L’un des événements marquants de sa carrière est sans doute son exposition collective à Paris en 2016, au Musée du Tout-Monde, organisée par l’Institut du Tout-Monde, aux côtés de figures emblématiques comme Frankétienne et Tiga. « Cette exposition, autour des esthétiques caribéennes, était pour moi une reconnaissance et une fierté », dit-il. La présence de ces géants de l’art haïtien renforça sa détermination à continuer, malgré les difficultés rencontrées dans un pays où l’art a perdu une partie de son éclat.
Un appel à la renaissance
En Haïti, l’effondrement du secteur touristique a frappé de plein fouet les artistes. « Aujourd’hui, l’art en Haïti a perdu toute son essence, toute sa valeur. Les artistes sont délaissés, méprisés. Sans touristes, il est impossible de vivre de ses œuvres. C’est vraiment désespérant », déplore-t-il, évoquant avec une grande tristesse l’abandon de toute une génération de créateurs.
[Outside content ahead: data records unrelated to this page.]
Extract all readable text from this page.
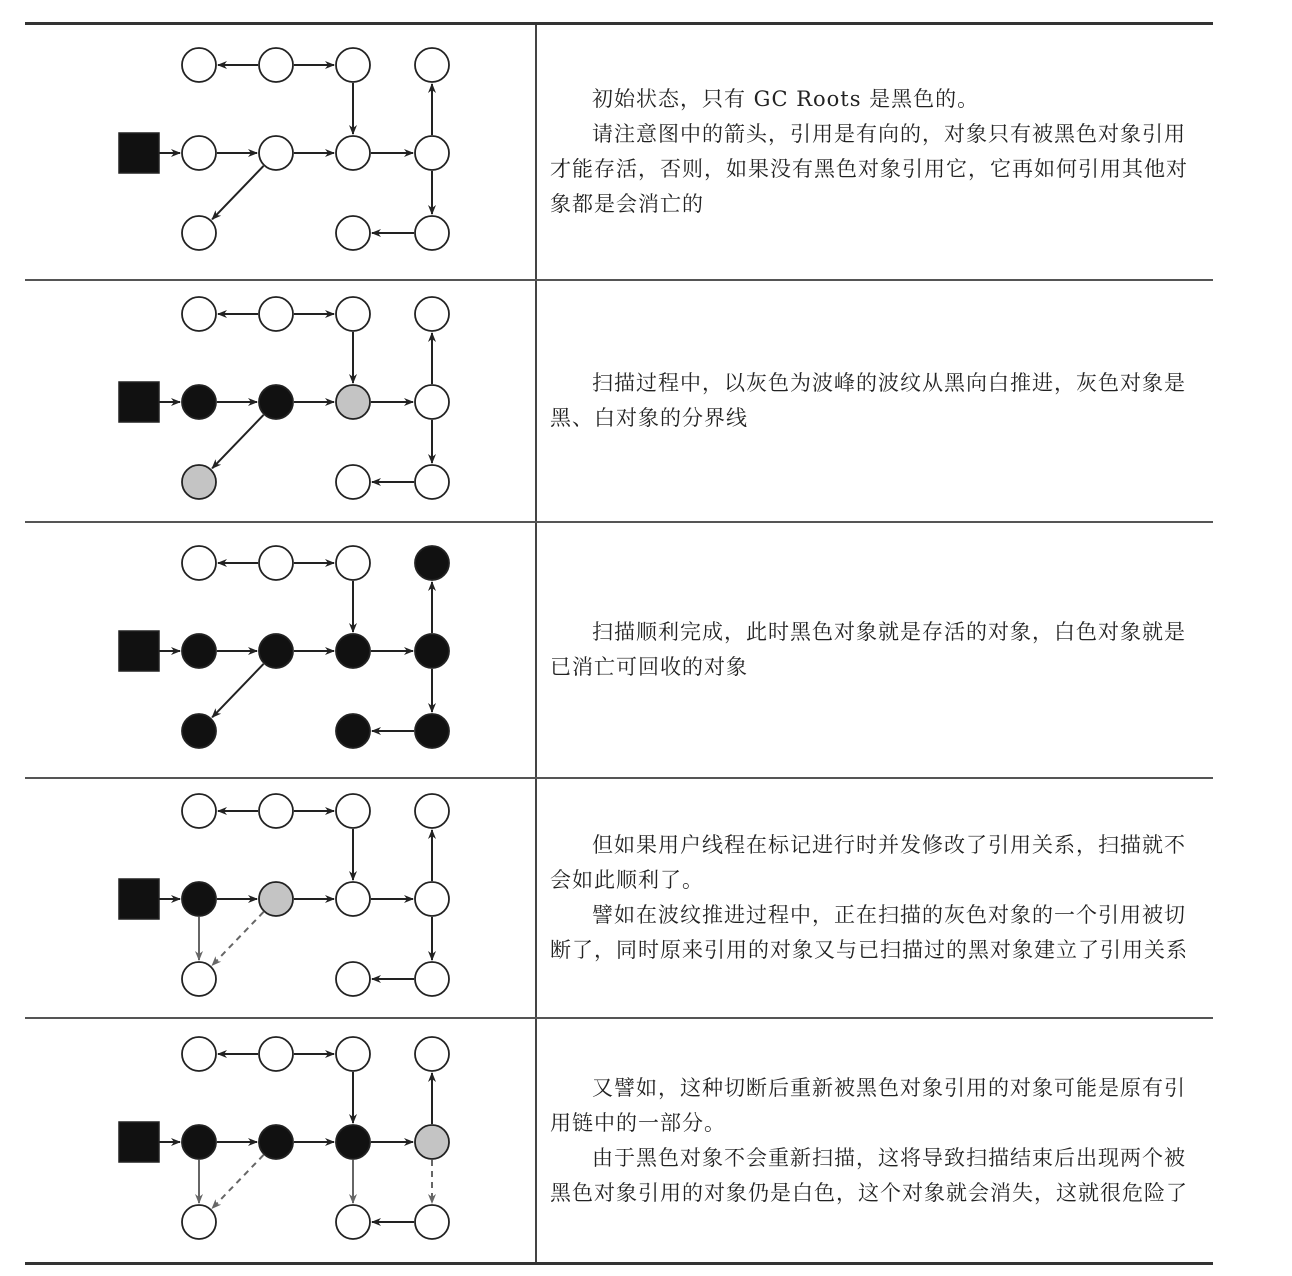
初始状态，只有 GC Roots 是黑色的。

请注意图中的箭头，引用是有向的，对象只有被黑色对象引用才能存活，否则，如果没有黑色对象引用它，它再如何引用其他对象都是会消亡的

扫描过程中，以灰色为波峰的波纹从黑向白推进，灰色对象是黑、白对象的分界线

扫描顺利完成，此时黑色对象就是存活的对象，白色对象就是已消亡可回收的对象

但如果用户线程在标记进行时并发修改了引用关系，扫描就不会如此顺利了。

譬如在波纹推进过程中，正在扫描的灰色对象的一个引用被切断了，同时原来引用的对象又与已扫描过的黑对象建立了引用关系

又譬如，这种切断后重新被黑色对象引用的对象可能是原有引用链中的一部分。

由于黑色对象不会重新扫描，这将导致扫描结束后出现两个被黑色对象引用的对象仍是白色，这个对象就会消失，这就很危险了
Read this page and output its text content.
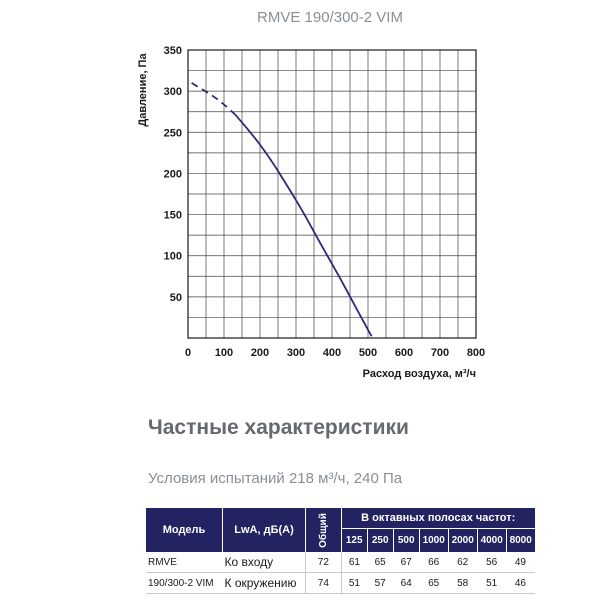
RMVE 190/300-2 VIM
0 100 200 300 400 500 600 700 800
50
100
150
200
250
300
350
Давление, Па
Расход воздуха, м³/ч
Частные характеристики

Условия испытаний 218 м³/ч, 240 Па

Модель	LwA, дБ(А)	Общий	В октавных полосах частот:						
			125	250	500	1000	2000	4000	8000
RMVE	Ко входу	72	61	65	67	66	62	56	49
190/300-2 VIM	К окружению	74	51	57	64	65	58	51	46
Pourtant, malgré l’adversité, Eddy Gaëtan ne renonce pas. Son rêve est de continuer à exposer, tant en Haïti qu’à l’étranger, de contribuer à faire revivre la culture haïtienne. « Je travaille en collaboration avec des partenaires qui partagent cet objectif, pour que la jeune génération s’inspire de ce que nous faisons », explique-t-il. Son dernier projet ? Une nouvelle collection, un nouveau style de dessin, qu’il espère dévoiler très prochainement.
Dans chaque coup de pinceau, chaque teinte mélangée, on peut sentir la profondeur de son engagement. « J’ai un grand professeur, c’est le Créateur, qui a peint un tableau – l’humanité – que l’homme n’aura jamais fini d’explorer », ajoute-t-il avec humilité et reconnaissance.
Eddy Gaëtan incarne cette génération d’artistes engagés, pour qui l’art n’est pas seulement une expression, mais aussi un devoir. À travers ses œuvres, il raconte l’histoire d’un pays, d’un peuple, et continue de défendre la culture haïtienne avec ferveur. « Aimez notre culture, soutenez-la, faites-la rayonner », conclut-il. Pour Gaëtan, l’art est une révolution silencieuse, un combat pour l’avenir d’une nation, un appel à la renaissance.